Neves doubts that the state of California can regulate groundwater effectively. Nor does he think local leaders should necessarily bust their butts to attempt the tricky regulations themselves.
“Part of me just says, ‘Go ahead and let the state do it, and we’ll sue them,’ ” Neves said. “I’m not sure they can do anything right, to be honest with you.”
Neves keeps beating the drum for more water storage, but he’s not sure anybody’s listening in Sacramento.
Rather than follow Verboon into a hornet’s nest, Neves said he’d just as soon let the chips fall where they may. He thinks the results couldn’t possibly be worse than a state-managed groundwater regulation program.
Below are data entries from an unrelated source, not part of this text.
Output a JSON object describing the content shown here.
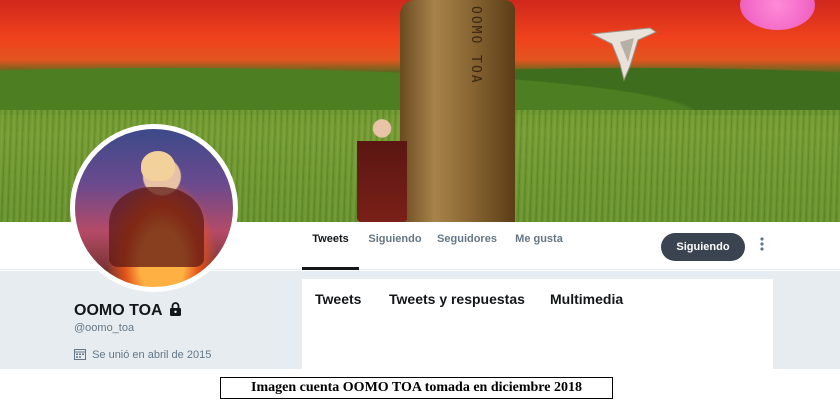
{
  "profile": {
    "display_name": "OOMO TOA",
    "handle": "@oomo_toa",
    "joined": "Se unió en abril de 2015",
    "locked_icon": "lock-icon",
    "calendar_icon": "calendar-icon"
  },
  "banner": {
    "pillar_glyphs": "OOMO TOA"
  },
  "nav": {
    "tabs": [
      {
        "label": "Tweets",
        "active": true
      },
      {
        "label": "Siguiendo",
        "active": false
      },
      {
        "label": "Seguidores",
        "active": false
      },
      {
        "label": "Me gusta",
        "active": false
      }
    ],
    "follow_button": "Siguiendo",
    "more_icon": "more-vertical-icon"
  },
  "timeline": {
    "tabs": [
      {
        "label": "Tweets"
      },
      {
        "label": "Tweets y respuestas"
      },
      {
        "label": "Multimedia"
      }
    ]
  },
  "caption": "Imagen cuenta OOMO TOA tomada en diciembre 2018",
  "colors": {
    "follow_button_bg": "#3a4350",
    "text_primary": "#14171a",
    "text_secondary": "#657786",
    "page_bg": "#e6ecf0"
  }
}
“I think you just have to let capitalism take its course,” he said. Neves compared it to the economic and regulatory forces that have pushed smaller, less efficient Kings County dairies out of existence.
It’s not that Neves thinks groundwater management is inherently bad. He just thinks that to do it right, it would have to be done for the whole Kings River basin in an integrated way.
As he sees it, the number of growers, water managers and interest groups that would have to agree to pull it off is mind-bogglingly hard to imagine.
“If you could get eight or nine people together in Kings, Tulare and Fresno counties, I think you could hammer out something,” Neves said. “But it would get caught up in the legal process so much, I’m not sure that you could ever get it done.”
Verboon is more optimistic. He’s stumping for action. He’s angering some and making everybody think more about the problem.
“I see my role as implementing a rule to help protect groundwater for the future,” he said. “It’s probably time that we all have [well] meters.”
But for Neves, the whole situation comes close to being out of even the best-intentioned leaders’ hands. If the four-year drought turns into a mega-drought lasting several more years, he sees nothing — including building new dams and/or trying to regulate groundwater — to prevent Kings County’s planted acreage from dramatically shrinking.
“If the climate change predictions are right, the current economic model for production agriculture in Kings County is just not sustainable,” Neves said.